There was no trace of the clean, predictable codebases I had fallen in love with. The real-life React code was a jungle—deeply nested components, massive files, endless wrappers, unfamiliar libraries, sprawling interfaces, custom hooks I’d never seen before.
And my clean little components? They didn’t stand a chance.
I quickly realised just how naive I’d been. My side projects had never pushed me into the weeds. I knew the syntax, but I didn’t have the experience. And in production, it shows. That was my biggest lesson: tutorials teach you the “what,” but production teaches you the “how” and “why.”
The first challenge that stumped me was component granularity.
In my toy apps, each component had a clean scope. One job, neatly done. I didn’t even think about it. But here, components were doing five different things at once, juggling state, API calls, business logic, rendering, side effects. And no one had a simple rulebook to follow.
That’s when I started asking everyone around me—seniors, leads, colleagues—how they structured their components. What their criteria were. How they split concerns. And what surprised me most was their answers: there wasn’t a single right way. It wasn’t about following some hidden standard. It was about experience. You start to feel when something is off, when a component is trying to do too much, when state should be passed down—or kept isolated.
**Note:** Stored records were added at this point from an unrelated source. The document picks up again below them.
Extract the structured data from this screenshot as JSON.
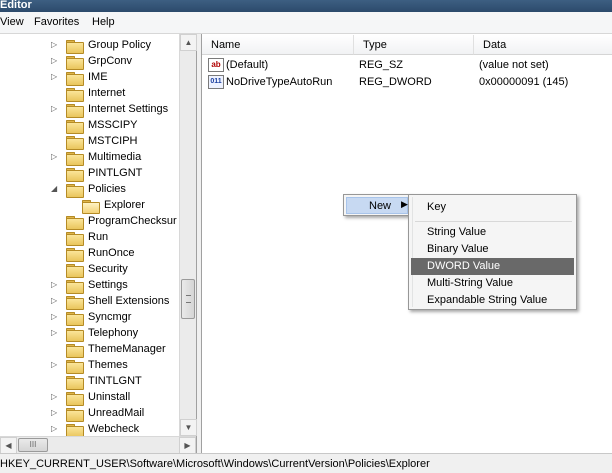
{
  "window": {
    "title": "Editor"
  },
  "menu": [
    "View",
    "Favorites",
    "Help"
  ],
  "tree": {
    "items": [
      {
        "label": "Group Policy",
        "expanded": false,
        "has_children": true
      },
      {
        "label": "GrpConv",
        "expanded": false,
        "has_children": true
      },
      {
        "label": "IME",
        "expanded": false,
        "has_children": true
      },
      {
        "label": "Internet",
        "expanded": false,
        "has_children": false
      },
      {
        "label": "Internet Settings",
        "expanded": false,
        "has_children": true
      },
      {
        "label": "MSSCIPY",
        "expanded": false,
        "has_children": false
      },
      {
        "label": "MSTCIPH",
        "expanded": false,
        "has_children": false
      },
      {
        "label": "Multimedia",
        "expanded": false,
        "has_children": true
      },
      {
        "label": "PINTLGNT",
        "expanded": false,
        "has_children": false
      },
      {
        "label": "Policies",
        "expanded": true,
        "has_children": true
      },
      {
        "label": "Explorer",
        "expanded": false,
        "has_children": false,
        "selected": true,
        "indent": 1
      },
      {
        "label": "ProgramChecksur",
        "expanded": false,
        "has_children": false
      },
      {
        "label": "Run",
        "expanded": false,
        "has_children": false
      },
      {
        "label": "RunOnce",
        "expanded": false,
        "has_children": false
      },
      {
        "label": "Security",
        "expanded": false,
        "has_children": false
      },
      {
        "label": "Settings",
        "expanded": false,
        "has_children": true
      },
      {
        "label": "Shell Extensions",
        "expanded": false,
        "has_children": true
      },
      {
        "label": "Syncmgr",
        "expanded": false,
        "has_children": true
      },
      {
        "label": "Telephony",
        "expanded": false,
        "has_children": true
      },
      {
        "label": "ThemeManager",
        "expanded": false,
        "has_children": false
      },
      {
        "label": "Themes",
        "expanded": false,
        "has_children": true
      },
      {
        "label": "TINTLGNT",
        "expanded": false,
        "has_children": false
      },
      {
        "label": "Uninstall",
        "expanded": false,
        "has_children": true
      },
      {
        "label": "UnreadMail",
        "expanded": false,
        "has_children": true
      },
      {
        "label": "Webcheck",
        "expanded": false,
        "has_children": true
      }
    ]
  },
  "values": {
    "columns": [
      "Name",
      "Type",
      "Data"
    ],
    "rows": [
      {
        "icon": "string-value-icon",
        "icon_text": "ab",
        "name": "(Default)",
        "type": "REG_SZ",
        "data": "(value not set)"
      },
      {
        "icon": "binary-value-icon",
        "icon_text": "011",
        "name": "NoDriveTypeAutoRun",
        "type": "REG_DWORD",
        "data": "0x00000091 (145)"
      }
    ]
  },
  "context_menu": {
    "parent_label": "New",
    "items": [
      "Key",
      "String Value",
      "Binary Value",
      "DWORD Value",
      "Multi-String Value",
      "Expandable String Value"
    ],
    "highlighted": "DWORD Value"
  },
  "status": {
    "path": "HKEY_CURRENT_USER\\Software\\Microsoft\\Windows\\CurrentVersion\\Policies\\Explorer"
  },
  "colors": {
    "highlight": "#696969",
    "folder": "#e9c55c"
  }
}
That’s when things clicked.
Over time, I started seeing components differently. I rarely write return blocks that are dozens of lines long anymore. I avoid crowding a component with multiple pieces of state, sprawling logic, or functions that should clearly live somewhere else. I now scope my responsibilities tightly. I try to make each piece clean, composable, and above all, maintainable.
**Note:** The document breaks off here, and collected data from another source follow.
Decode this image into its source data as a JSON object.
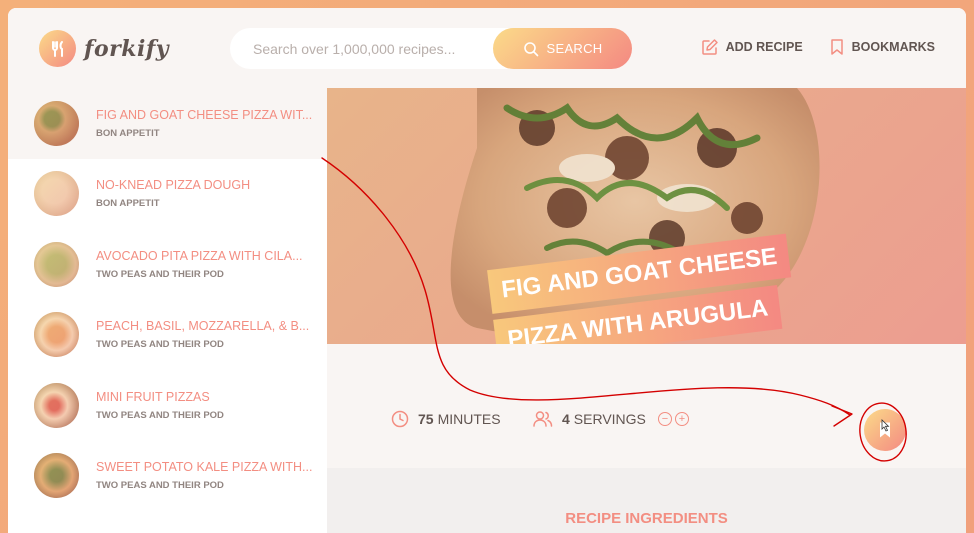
{
  "header": {
    "logo_text": "forkify",
    "search_placeholder": "Search over 1,000,000 recipes...",
    "search_button": "SEARCH",
    "nav": [
      {
        "label": "ADD RECIPE",
        "icon": "edit-icon"
      },
      {
        "label": "BOOKMARKS",
        "icon": "bookmark-icon"
      }
    ]
  },
  "results": [
    {
      "title": "FIG AND GOAT CHEESE PIZZA WIT...",
      "publisher": "BON APPETIT",
      "active": true
    },
    {
      "title": "NO-KNEAD PIZZA DOUGH",
      "publisher": "BON APPETIT"
    },
    {
      "title": "AVOCADO PITA PIZZA WITH CILA...",
      "publisher": "TWO PEAS AND THEIR POD"
    },
    {
      "title": "PEACH, BASIL, MOZZARELLA, & B...",
      "publisher": "TWO PEAS AND THEIR POD"
    },
    {
      "title": "MINI FRUIT PIZZAS",
      "publisher": "TWO PEAS AND THEIR POD"
    },
    {
      "title": "SWEET POTATO KALE PIZZA WITH...",
      "publisher": "TWO PEAS AND THEIR POD"
    }
  ],
  "recipe": {
    "title_line1": "FIG AND GOAT CHEESE",
    "title_line2": "PIZZA WITH ARUGULA",
    "minutes_value": "75",
    "minutes_label": "MINUTES",
    "servings_value": "4",
    "servings_label": "SERVINGS",
    "ingredients_title": "RECIPE INGREDIENTS"
  },
  "colors": {
    "accent_start": "#fbdb89",
    "accent_end": "#f48982",
    "text": "#615551",
    "annotation": "#d40000"
  }
}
And the result? My libraries are easier to read. Easier to reuse. Easier to fix. When something breaks, I can find it faster. When something needs to be extended, it’s not a nightmare. I can’t fully explain how it happened, but at some point I developed a kind of radar—like I can see when a file has grown too big or when logic needs to be split. That instinct wasn’t taught. It was earned.
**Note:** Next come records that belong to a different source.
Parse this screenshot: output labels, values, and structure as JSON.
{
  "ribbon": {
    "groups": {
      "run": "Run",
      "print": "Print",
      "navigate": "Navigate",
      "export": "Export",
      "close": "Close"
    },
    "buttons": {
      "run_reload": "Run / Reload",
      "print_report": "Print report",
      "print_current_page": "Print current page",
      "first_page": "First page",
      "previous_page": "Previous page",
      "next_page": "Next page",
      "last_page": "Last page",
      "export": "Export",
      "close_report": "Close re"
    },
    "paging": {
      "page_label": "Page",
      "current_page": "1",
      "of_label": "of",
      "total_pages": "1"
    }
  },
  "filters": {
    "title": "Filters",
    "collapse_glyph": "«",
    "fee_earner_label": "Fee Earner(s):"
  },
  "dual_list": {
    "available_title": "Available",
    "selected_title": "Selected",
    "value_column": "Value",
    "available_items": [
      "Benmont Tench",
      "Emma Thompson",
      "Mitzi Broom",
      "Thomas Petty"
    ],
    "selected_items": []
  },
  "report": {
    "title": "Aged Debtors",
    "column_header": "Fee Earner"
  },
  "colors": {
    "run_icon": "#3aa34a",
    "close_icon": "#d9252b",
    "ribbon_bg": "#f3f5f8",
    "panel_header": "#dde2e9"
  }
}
More importantly, I stopped writing code like it was a personal artwork.
I started treating my code as something shared—a tool that other people (and my future self) would need to understand, use, and maintain. That shift in mindset changed everything. My priority became clarity. Not cleverness. Not purity. Not perfection. Just a clean enough implementation that helps others (and myself, three months later) succeed.
And let’s be honest: there’s no worse feeling than opening one of your old components and thinking “who wrote this mess?”—only to realise it was you.
So now I always try to write with others in mind. I think about the next dev (or me on a bad day) who’ll read the code. I try to leave behind something usable, something that reduces friction instead of adding to it.
Because if you’ve ever inherited a messy component, you know exactly how frustrating it is.
And if you’ve ever written one, you know how easily it happens.
Help your teammates. Help your future self.
Write code like it’s not just yours.